Negotiation Mistakes That Could Inhibit Your Ability To Buy A Used Car

Negotiating is part of the process of buying a vehicle, even if it's used. If you're focusing on used cars and have found a vehicle that suits your needs, responded well during the test drive, and sits within your budget, it's time to begin negotiating. The negotiation process requires some good faith from both parties. You want to get the vehicle for the least amount of money possible, while the seller wants to sell the vehicle for the most money possible. Ideally, you'll meet in the middle and both be happy with the result. However, you'll want to stay away from some negotiation mistakes that can harm the process, including the following.

Starting Way Too Low

Starting your negotiation by low-balling the seller is one way to get the entire process off on the wrong foot. While sellers understand that buyers will typically offer a price that is below the vehicle's asking price, it's important to avoid being disrespectful. A purchase offer that is too low may send a message that you're not serious about buying the vehicle, at which point the seller may turn his or her attention toward another interested buyer. For example, if a seller prices a vehicle at $12,500, it's because he or she thinks it will sell in that neighborhood, and an initial offer of $6,250 isn't going to work.

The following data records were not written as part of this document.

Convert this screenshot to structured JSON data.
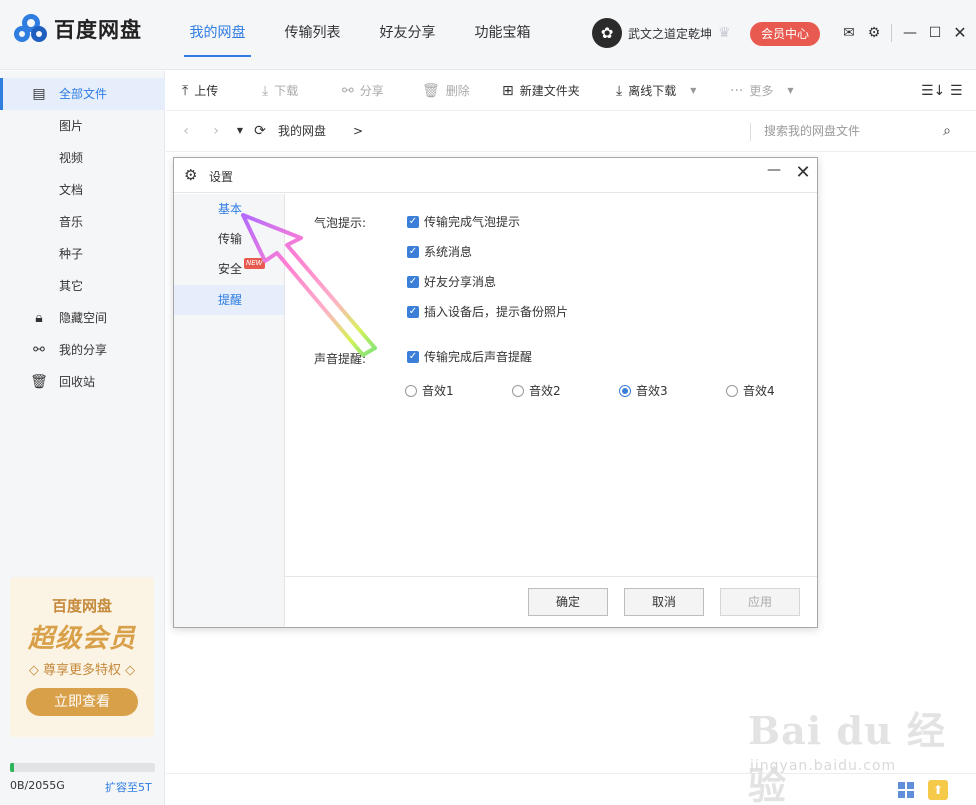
{
  "app": {
    "logo_text": "百度网盘",
    "tabs": [
      {
        "label": "我的网盘"
      },
      {
        "label": "传输列表"
      },
      {
        "label": "好友分享"
      },
      {
        "label": "功能宝箱"
      }
    ],
    "user_name": "武文之道定乾坤",
    "vip_button": "会员中心"
  },
  "sidebar": {
    "items": [
      {
        "label": "全部文件",
        "icon": "file-icon"
      },
      {
        "label": "图片"
      },
      {
        "label": "视频"
      },
      {
        "label": "文档"
      },
      {
        "label": "音乐"
      },
      {
        "label": "种子"
      },
      {
        "label": "其它"
      },
      {
        "label": "隐藏空间",
        "icon": "lock-icon"
      },
      {
        "label": "我的分享",
        "icon": "share-icon"
      },
      {
        "label": "回收站",
        "icon": "trash-icon"
      }
    ],
    "promo": {
      "title": "百度网盘",
      "subtitle": "超级会员",
      "tagline": "◇ 尊享更多特权 ◇",
      "button": "立即查看"
    },
    "storage": {
      "used": "0B/2055G",
      "expand": "扩容至5T",
      "fraction": 0.03
    }
  },
  "toolbar": {
    "upload": "上传",
    "download": "下载",
    "share": "分享",
    "delete": "删除",
    "new_folder": "新建文件夹",
    "offline_download": "离线下载",
    "more": "更多"
  },
  "address": {
    "crumb": "我的网盘",
    "crumb_sep": ">",
    "search_placeholder": "搜索我的网盘文件"
  },
  "dialog": {
    "title": "设置",
    "tabs": [
      {
        "label": "基本"
      },
      {
        "label": "传输"
      },
      {
        "label": "安全",
        "badge": "NEW"
      },
      {
        "label": "提醒"
      }
    ],
    "bubble_label": "气泡提示:",
    "bubble_options": [
      {
        "label": "传输完成气泡提示"
      },
      {
        "label": "系统消息"
      },
      {
        "label": "好友分享消息"
      },
      {
        "label": "插入设备后，提示备份照片"
      }
    ],
    "sound_label": "声音提醒:",
    "sound_checkbox": "传输完成后声音提醒",
    "sound_options": [
      {
        "label": "音效1"
      },
      {
        "label": "音效2"
      },
      {
        "label": "音效3"
      },
      {
        "label": "音效4"
      }
    ],
    "buttons": {
      "ok": "确定",
      "cancel": "取消",
      "apply": "应用"
    }
  },
  "watermark": {
    "main": "Bai du 经验",
    "sub": "jingyan.baidu.com"
  },
  "colors": {
    "accent": "#2f7de1",
    "vip": "#e85a4f",
    "promo_gold": "#d9a04a"
  }
}
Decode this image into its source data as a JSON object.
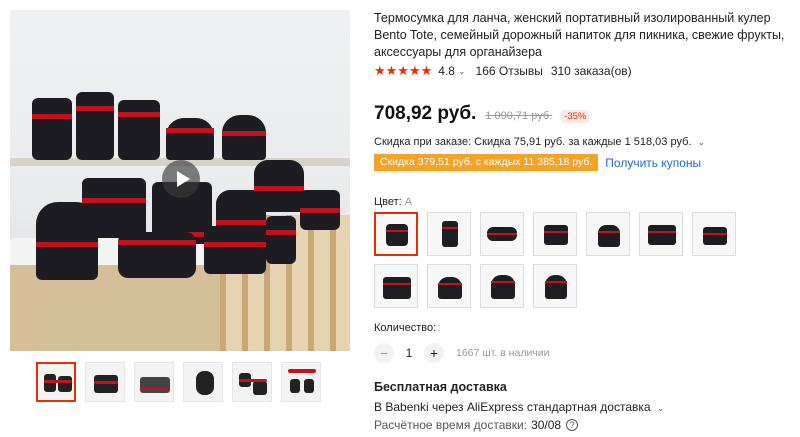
{
  "product": {
    "title": "Термосумка для ланча, женский портативный изолированный кулер Bento Tote, семейный дорожный напиток для пикника, свежие фрукты, аксессуары для органайзера",
    "rating": "4.8",
    "stars": "★★★★★",
    "reviews": "166 Отзывы",
    "orders": "310 заказа(ов)"
  },
  "price": {
    "current": "708,92 руб.",
    "old": "1 090,71 руб.",
    "discount": "-35%"
  },
  "promo": {
    "order_discount": "Скидка при заказе: Скидка 75,91 руб. за каждые 1 518,03 руб.",
    "coupon": "Скидка 379,51 руб. с каждых 11 385,18 руб.",
    "get_coupons": "Получить купоны"
  },
  "color": {
    "label": "Цвет:",
    "value": "A"
  },
  "quantity": {
    "label": "Количество:",
    "value": "1",
    "minus": "−",
    "plus": "+",
    "stock": "1667 шт. в наличии"
  },
  "shipping": {
    "title": "Бесплатная доставка",
    "route": "В Babenki через AliExpress стандартная доставка",
    "eta_label": "Расчётное время доставки:",
    "eta_date": "30/08",
    "help": "?"
  },
  "icons": {
    "chevron": "⌄",
    "play": "play-icon"
  },
  "colors": {
    "accent": "#e62e04",
    "coupon_bg": "#f3a325",
    "link": "#1e6cc7",
    "bag": "#1c1c22",
    "bag_trim": "#c1121f"
  }
}
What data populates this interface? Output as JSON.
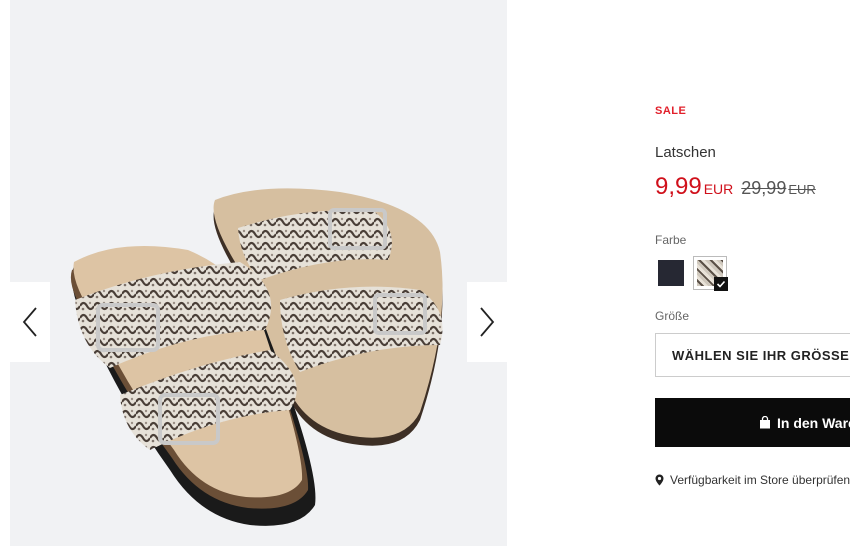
{
  "gallery": {
    "image_alt": "product-image",
    "prev_icon": "chevron-left-icon",
    "next_icon": "chevron-right-icon"
  },
  "product": {
    "badge": "SALE",
    "name": "Latschen",
    "price_current": "9,99",
    "currency_current": "EUR",
    "price_old": "29,99",
    "currency_old": "EUR",
    "colors": {
      "label": "Farbe",
      "options": [
        {
          "name": "black",
          "selected": false
        },
        {
          "name": "snake",
          "selected": true
        }
      ]
    },
    "size": {
      "label": "Größe",
      "placeholder": "WÄHLEN SIE IHR GRÖSSE"
    },
    "add_to_cart": {
      "label": "In den Warenkorb",
      "icon": "shopping-bag-icon"
    },
    "store_check": {
      "label": "Verfügbarkeit im Store überprüfen",
      "icon": "location-pin-icon"
    }
  },
  "colors": {
    "sale_red": "#e2202b",
    "price_red": "#d0101b",
    "button_bg": "#0b0b0b"
  }
}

Outlining Everything You Don't Like

When you assess a used vehicle and its price, you may decide to offer less than the asking price because there are some things you don't like about it. For example, perhaps it has more mileage than you'd ideally want, but it's otherwise a sound vehicle that would suit you. It's handy to keep such thoughts to yourself. No seller, especially if you're buying from the owner directly, wants to hear a long list of criticisms about the vehicle.

Changing Your Mind Partway Through

While it's certainly acceptable to politely walk away partway through a negotiation if it's not going the way you'd like, it's a bad idea to change your mind when you're well into the process. For example, if you've offered less than the asking price and the seller and countered your offer, you'll typically raise your initial offer a little and the process will carry on in this fashion. It's poor protocol, however, to decide that you want a better deal and begin offering less money than you started at. Doing so may compromise the deal.